Edgar Allan Poe and the Jewel of Peru, Karen Lee Street’s successful second mystery featuring Poe and his literary creation C. Auguste Dupin as a flesh-and-blood detective, is a duplicitous, at times macabre, and very clever tale worthy of Mr. Poe’s name.
Living in 1844 Philadelphia with his wife, Virginia, whom Poe has nicknamed “Sissy,” and his mother-in-law, Muddy, Poe receives a parcel containing three mummified crows. Poe’s immediate suspicion is that the package is from an old enemy, George Rhynwick Williams. Complicating matters, Helena Loddiges, for whom Poe is editing an ornithology text, wants Poe’s help in finding out how her father’s bird collector, Andrew Mathews, and his son, Jeremiah—who was Helena’s lover—died at the Philadelphia docks. When two additional packages arrive, including one that hints that Dupin is in danger, and Helena is kidnapped, Poe and Dupin team up to solve the mystery.
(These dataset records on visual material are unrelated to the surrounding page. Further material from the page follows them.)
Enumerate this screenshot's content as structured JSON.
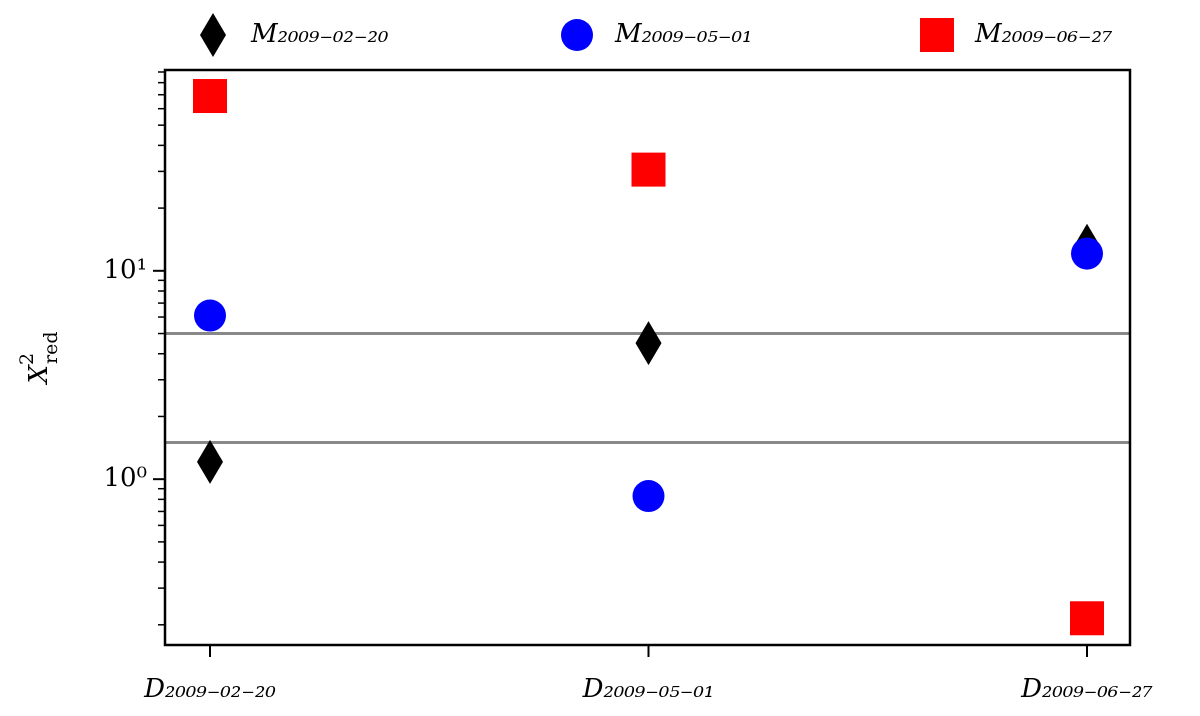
{
  "chart_data": {
    "type": "scatter",
    "categories": [
      "D₂₀₀₉₋₀₂₋₂₀",
      "D₂₀₀₉₋₀₅₋₀₁",
      "D₂₀₀₉₋₀₆₋₂₇"
    ],
    "ylabel": {
      "base": "X",
      "sup": "2",
      "sub": "red"
    },
    "log_y": true,
    "ylim": [
      0.16,
      92
    ],
    "yticks": [
      {
        "value": 1,
        "label": "10⁰"
      },
      {
        "value": 10,
        "label": "10¹"
      }
    ],
    "minor_yticks": [
      0.2,
      0.3,
      0.4,
      0.5,
      0.6,
      0.7,
      0.8,
      0.9,
      2,
      3,
      4,
      5,
      6,
      7,
      8,
      9,
      20,
      30,
      40,
      50,
      60,
      70,
      80,
      90
    ],
    "hlines": [
      5,
      1.5
    ],
    "hline_color": "#888888",
    "legend": "top",
    "series": [
      {
        "name": "M₂₀₀₉₋₀₂₋₂₀",
        "marker": "diamond",
        "color": "#000000",
        "values": [
          1.21,
          4.5,
          13.2
        ]
      },
      {
        "name": "M₂₀₀₉₋₀₅₋₀₁",
        "marker": "circle",
        "color": "#0000ff",
        "values": [
          6.1,
          0.83,
          12.1
        ]
      },
      {
        "name": "M₂₀₀₉₋₀₆₋₂₇",
        "marker": "square",
        "color": "#ff0000",
        "values": [
          69,
          30.6,
          0.215
        ]
      }
    ]
  }
}
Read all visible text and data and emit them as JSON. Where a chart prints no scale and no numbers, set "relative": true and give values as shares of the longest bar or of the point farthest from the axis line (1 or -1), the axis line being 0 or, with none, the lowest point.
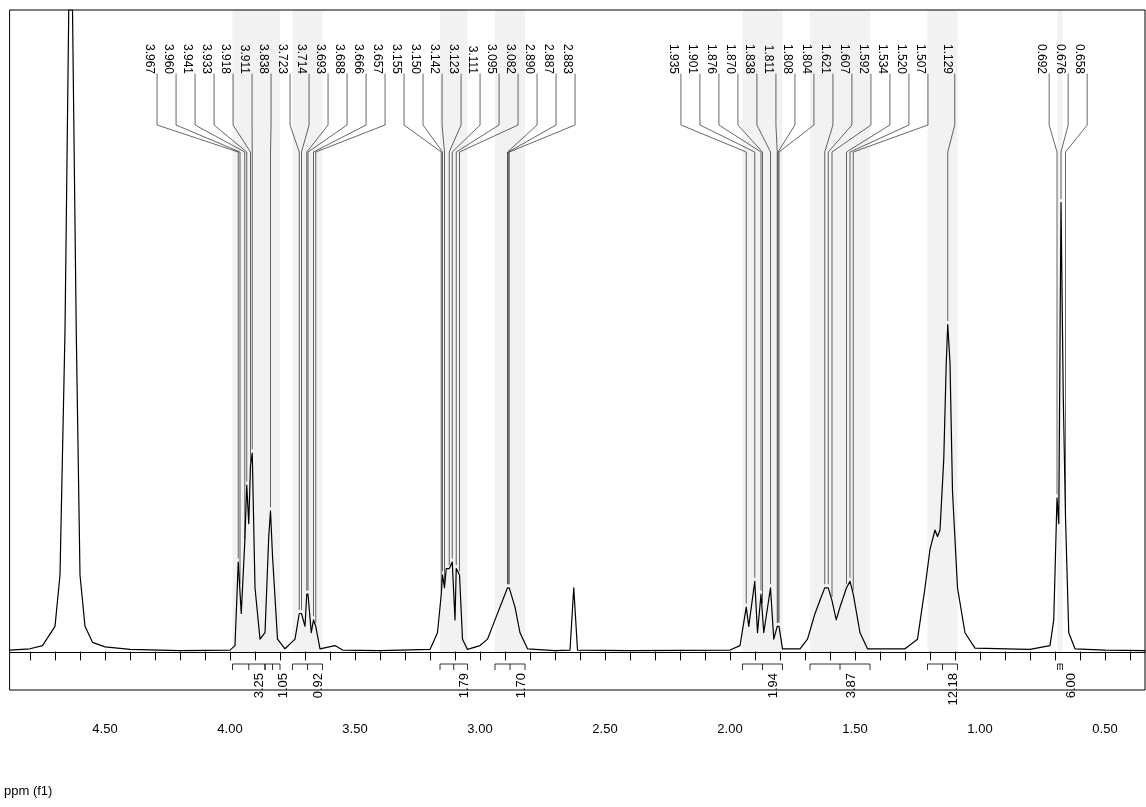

Edgar Allan Poe and the Jewel of Peru is an invigorating mystery that feels both new and old at once. Its rich depiction of Edgar Allan Poe and its language, which has the same quality as Poe’s own prose, add depth and substance to the story. The smile-inducing combination of Poe and Dupin as crime-solving partners is admirably achieved without stretching the novel’s credibility. The Jewel of Peru is a traditional mystery most readers will find attractive, but its full appeal is for those with a deep appreciation for Poe and his writing.